De YouTube à la BD : un roman graphique sur le rapport des femmes à leur corps

Des histoires personnelles et intimes susceptibles de résonner en chacune de nous.

(© Mathou/Facebook)

Les entretiens menés par Léa Bordier avec des femmes de tous âges et de toutes origines, pour sa chaîne YouTube « Cher Corps », sont adaptés en bandes dessinées, rassemblées dans un recueil éponyme. Les femmes racontaient alors, il y a deux ans, pour cette série fort émouvante et instructive, leur relation à leur corps : ce qui les complexait, ce qu’elles aimaient, ce qui les laissait indifférentes…

Léa Bordier avait alors réalisé une soixantaine d’entretiens avec des femmes aux profils divers et variés. Elle n’en était pas à son coup d’essai derrière la caméra, ayant dirigé auparavant le pôle vidéo de Madmoizelle. On lui doit aussi le docu, coréalisé avec Lisa Miquet, « Elles prennent la parole », tourné sous l’égide des Internettes.

Des illustratrices de choix viennent, pour cet album, illustrer les confessions. On retrouve notamment Cy dont on avait beaucoup aimé Le Vrai Sexe de la vraie vie (tome 1 et 2), une bande dessinée déculpabilisante. Mirion Malle, autrice des géniales  Commando Culotte et La Ligue des super féministes ainsi que Carole Maurel, qui avait dessiné avec brio l’histoire imaginée par Chloé Vollmer-Lo, L’Apocalypse selon Magda, mais aussi les talentueuses Karensac, Ève Gentilhomme, Sybilline Meynet, Anne-Olivia Messana, Daphné Colignon, Lucile Gomez, Mademoiselle Caroline, Marie Boiseau et Matou. À l’image des femmes qui racontent leur histoire, les autrices ont toutes leur singularité et leur univers, leur manière de représenter le monde. Tantôt dures avec elles-mêmes, tantôt bienveillantes, ces femmes interviewées sont représentatives de la relation parfois compliquée que l’on peut entretenir avec son enveloppe physique. Les diktats mis dans la tête des filles imposent des normes inatteignables, qui créent des complexes. Sont aussi abordés les conséquences du harcèlement de rue sur la vision qu’on a de son corps, les changements rapides à l’adolescence, le regard des hommes qui parfois dérange. Avec leurs expériences, elles nous enjoignent à arrêter les comparaisons et les jugements pour être plus sereines.

Des histoires particulièrement puissantes et émouvantes

Marie-Paule, 71 ans, par Carole Maurel

« On ne parlait pas de rapport au corps dans la famille, ça ne se faisait pas. »

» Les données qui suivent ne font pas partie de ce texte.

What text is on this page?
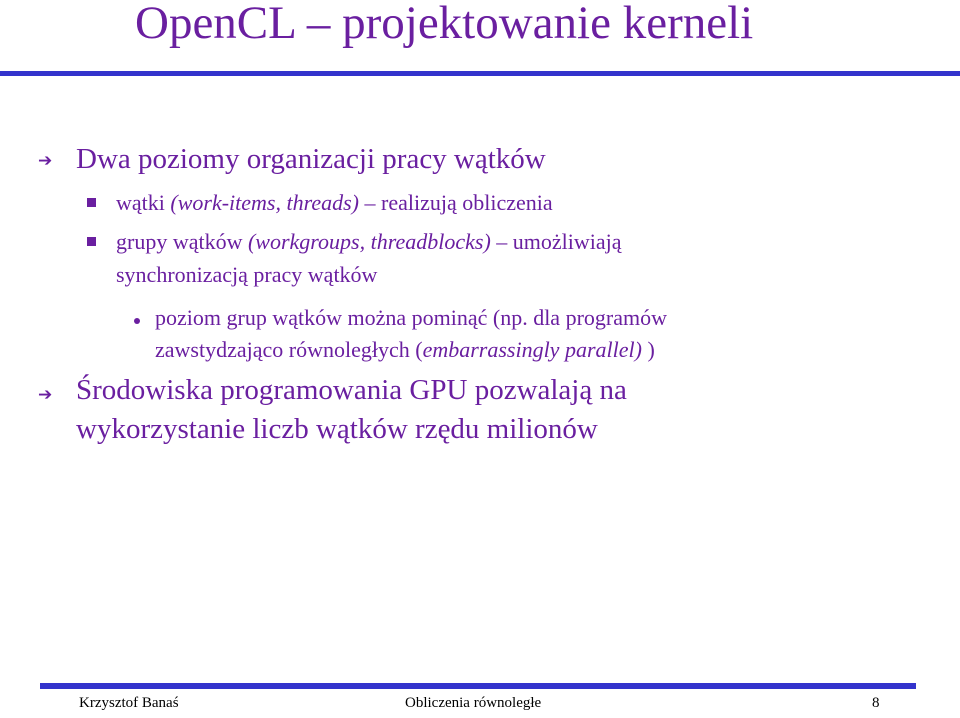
OpenCL – projektowanie kerneli
➔ Dwa poziomy organizacji pracy wątków
wątki (work-items, threads) – realizują obliczenia
grupy wątków (workgroups, threadblocks) – umożliwiają
synchronizacją pracy wątków
poziom grup wątków można pominąć (np. dla programów
zawstydzająco równoległych (embarrassingly parallel) )
➔ Środowiska programowania GPU pozwalają na
wykorzystanie liczb wątków rzędu milionów
Krzysztof Banaś	Obliczenia równoległe	8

(© Carole Maurel/Delcourt)

Elle confie en préambule : s’accepter est plus facile maintenant que lorsqu’elle était jeune. Une grossesse à 17 ans lui donnera une fille puis elle s’engage vers 21 ans, en se battant  pour la pilule et pour la reconnaissance de l’IVG. Le parallèle entre cette époque – et ses faiseuses d’anges – et le recul de ce droit aux États-Unis ou en Amérique du Sud est pertinent. Il faut se méfier car dans certains pays, on fait marche arrière.

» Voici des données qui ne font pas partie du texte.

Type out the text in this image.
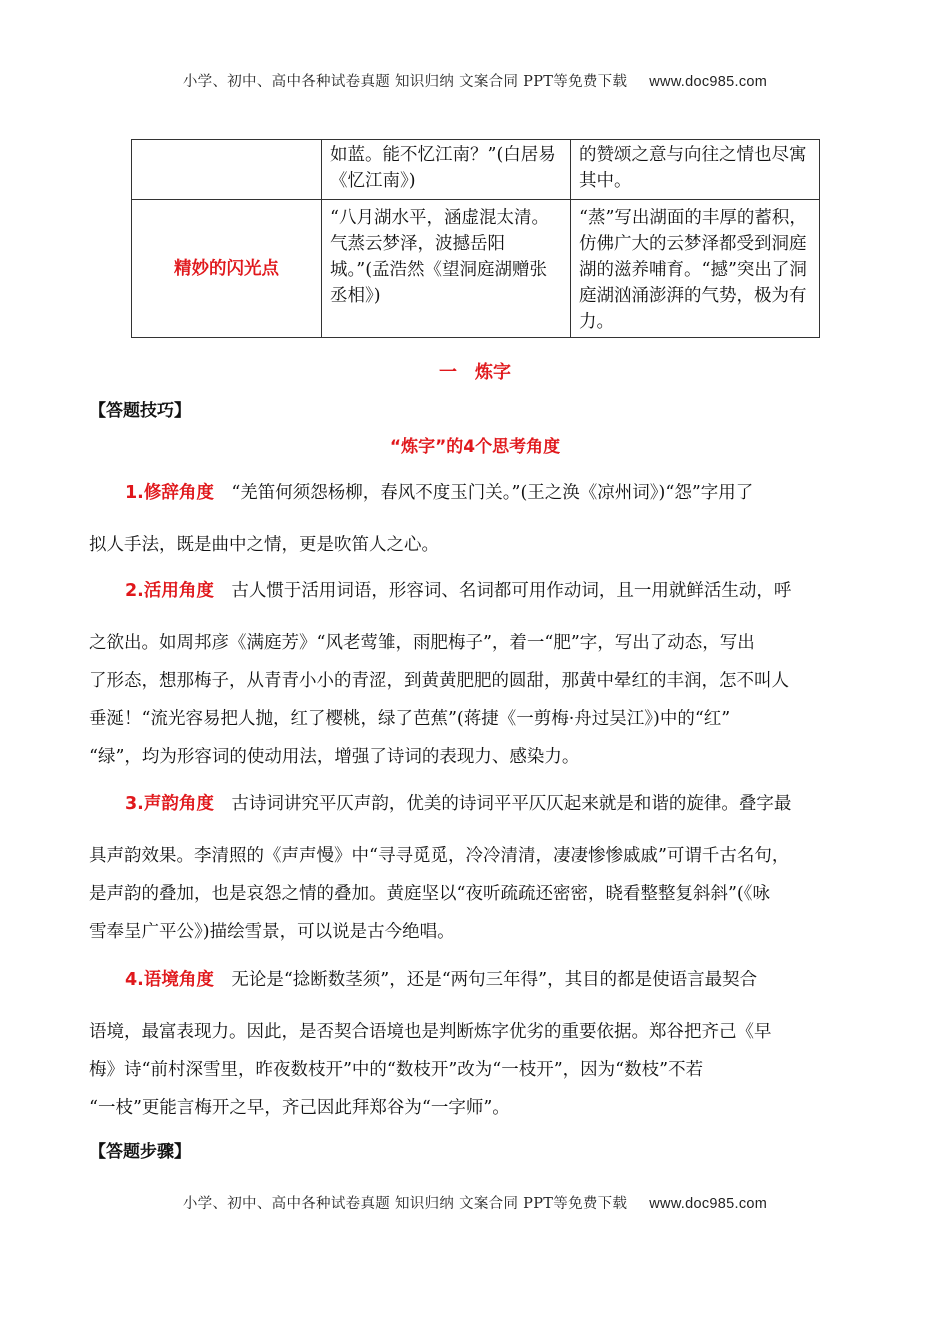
小学、初中、高中各种试卷真题 知识归纳 文案合同 PPT等免费下载 www.doc985.com
	如蓝。能不忆江南？”(白居易《忆江南》)	的赞颂之意与向往之情也尽寓其中。
精妙的闪光点	“八月湖水平，涵虚混太清。气蒸云梦泽，波撼岳阳城。”(孟浩然《望洞庭湖赠张丞相》)	“蒸”写出湖面的丰厚的蓄积，仿佛广大的云梦泽都受到洞庭湖的滋养哺育。“撼”突出了洞庭湖汹涌澎湃的气势，极为有力。
一　炼字
【答题技巧】
“炼字”的4个思考角度
1.修辞角度　 “羌笛何须怨杨柳，春风不度玉门关。”(王之涣《凉州词》)“怨”字用了
拟人手法，既是曲中之情，更是吹笛人之心。
2.活用角度　 古人惯于活用词语，形容词、名词都可用作动词，且一用就鲜活生动，呼
之欲出。如周邦彦《满庭芳》“风老莺雏，雨肥梅子”，着一“肥”字，写出了动态，写出
了形态，想那梅子，从青青小小的青涩，到黄黄肥肥的圆甜，那黄中晕红的丰润，怎不叫人
垂涎！“流光容易把人抛，红了樱桃，绿了芭蕉”(蒋捷《一剪梅·舟过吴江》)中的“红”
“绿”，均为形容词的使动用法，增强了诗词的表现力、感染力。
3.声韵角度　 古诗词讲究平仄声韵，优美的诗词平平仄仄起来就是和谐的旋律。叠字最
具声韵效果。李清照的《声声慢》中“寻寻觅觅，冷冷清清，凄凄惨惨戚戚”可谓千古名句，
是声韵的叠加，也是哀怨之情的叠加。黄庭坚以“夜听疏疏还密密，晓看整整复斜斜”(《咏
雪奉呈广平公》)描绘雪景，可以说是古今绝唱。
4.语境角度　 无论是“捻断数茎须”，还是“两句三年得”，其目的都是使语言最契合
语境，最富表现力。因此，是否契合语境也是判断炼字优劣的重要依据。郑谷把齐己《早
梅》诗“前村深雪里，昨夜数枝开”中的“数枝开”改为“一枝开”，因为“数枝”不若
“一枝”更能言梅开之早，齐己因此拜郑谷为“一字师”。
【答题步骤】
小学、初中、高中各种试卷真题 知识归纳 文案合同 PPT等免费下载 www.doc985.com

Le passage des 50 ans a été difficile pour Marie-Paule mais un second amour a également fait son entrée dans sa vie. Si elle avait un message à faire passer :


« Ne vous occupez pas du qu’en dira-t-on ! Ni de ce que même vous, vous pouvez penser… Et acceptez votre corps tel qu’il est !! Quel que soit votre âge, il faut être naturelle ! Ne faites pas semblant de vivre… Vivez pleinement ! »

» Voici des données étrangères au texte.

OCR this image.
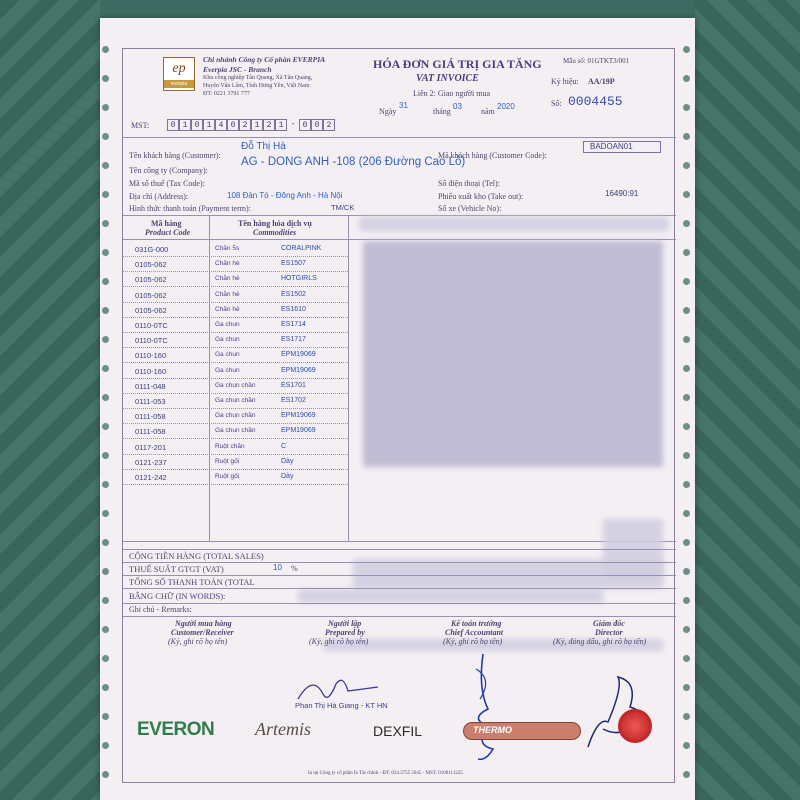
ep
everpia
Chi nhánh Công ty Cổ phần EVERPIA
Everpia JSC - Branch
Khu công nghiệp Tân Quang, Xã Tân Quang,
Huyện Văn Lâm, Tỉnh Hưng Yên, Việt Nam
ĐT: 0221 3791 777
MST:	0 1 0 1 4 0 2 1 2 1 - 0 0 2
HÓA ĐƠN GIÁ TRỊ GIA TĂNG
VAT INVOICE
Liên 2: Giao người mua
Ngày
31
tháng
03
năm
2020
Mẫu số: 01GTKT3/001
Ký hiệu: AA/19P
Số: 0004455
Tên khách hàng (Customer):
Đỗ Thị Hà
Mã khách hàng (Customer Code):
BADOAN01
Tên công ty (Company):
AG - DONG ANH -108 (206 Đường Cao Lỗ)
Mã số thuế (Tax Code):	Số điện thoại (Tel):
Địa chỉ (Address):	108 Đản Tó - Đông Anh - Hà Nội	Phiếu xuất kho (Take out):	16490:91
Hình thức thanh toán (Payment term):	TM/CK	Số xe (Vehicle No):
Mã hàng
Product Code
Tên hàng hóa dịch vụ
Commodities
031G-000	Chăn 5s	CORALPINK
0105-062	Chăn hè	ES1507
0105-062	Chăn hè	HOTGIRLS
0105-062	Chăn hè	ES1502
0105-062	Chăn hè	ES1610
0110-0TC	Ga chun	ES1714
0110-0TC	Ga chun	ES1717
0110-160	Ga chun	EPM19069
0110-160	Ga chun	EPM19069
0111-048	Ga chun chần	ES1701
0111-053	Ga chun chần	ES1702
0111-058	Ga chun chần	EPM19069
0111-058	Ga chun chần	EPM19069
0117-201	Ruột chăn	C
0121-237	Ruột gối	Dày
0121-242	Ruột gối	Dày
CỘNG TIỀN HÀNG (TOTAL SALES)
THUẾ SUẤT GTGT (VAT)	10 %
TỔNG SỐ THANH TOÁN (TOTAL
BẰNG CHỮ (IN WORDS):
Ghi chú - Remarks:
Người mua hàng
Customer/Receiver
(Ký, ghi rõ họ tên)
Người lập
Prepared by
(Ký, ghi rõ họ tên)
Kế toán trưởng
Chief Accountant
(Ký, ghi rõ họ tên)
Giám đốc
Director
(Ký, đóng dấu, ghi rõ họ tên)
Phan Thị Hà Giang - KT HN
EVERON Artemis	DEXFIL	THERMO
In tại Công ty cổ phần In Tài chính - ĐT: 024.3755 5045 - MST: 0100111225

Shonah, 22 ans, par Ève Gentilhomme

« Si cela ne peut aider ne serait-ce qu’une femme, alors je n’aurais pas souffert pour rien. »

(© Ève Gentilhomme/Delcourt)

À travers des dessins colorés, l’histoire de Shonah est racontée sans fard, son impossibilité d’avoir des rapports sexuels sans douleurs à la découverte de sa maladie, la vestibulodynie.

Sophie, 33 ans, par Karensac

« En tout, j’ai maintenant 80 cm de cicatrices. »

Elle était au Bataclan le soir de l’attentat. Les balles ont entamé sa chair et elle vit désormais avec des marques. Plein de petites vignettes représentent une mosaïque des effets secondaires et du stress post-traumatique. Cela se matérialise aussi dans la relation de Sophie à son corps, les cicatrices encore visibles, la peur des cauchemars, l’impossibilité physique de regarder des films avec des armes à feu.

Cette BD, à travers ses histoires, les drames et les joies vécues par ces femmes, pousse à se connaître, à s’accepter et à s’aimer. Une bande dessinée non seulement utile mais très belle.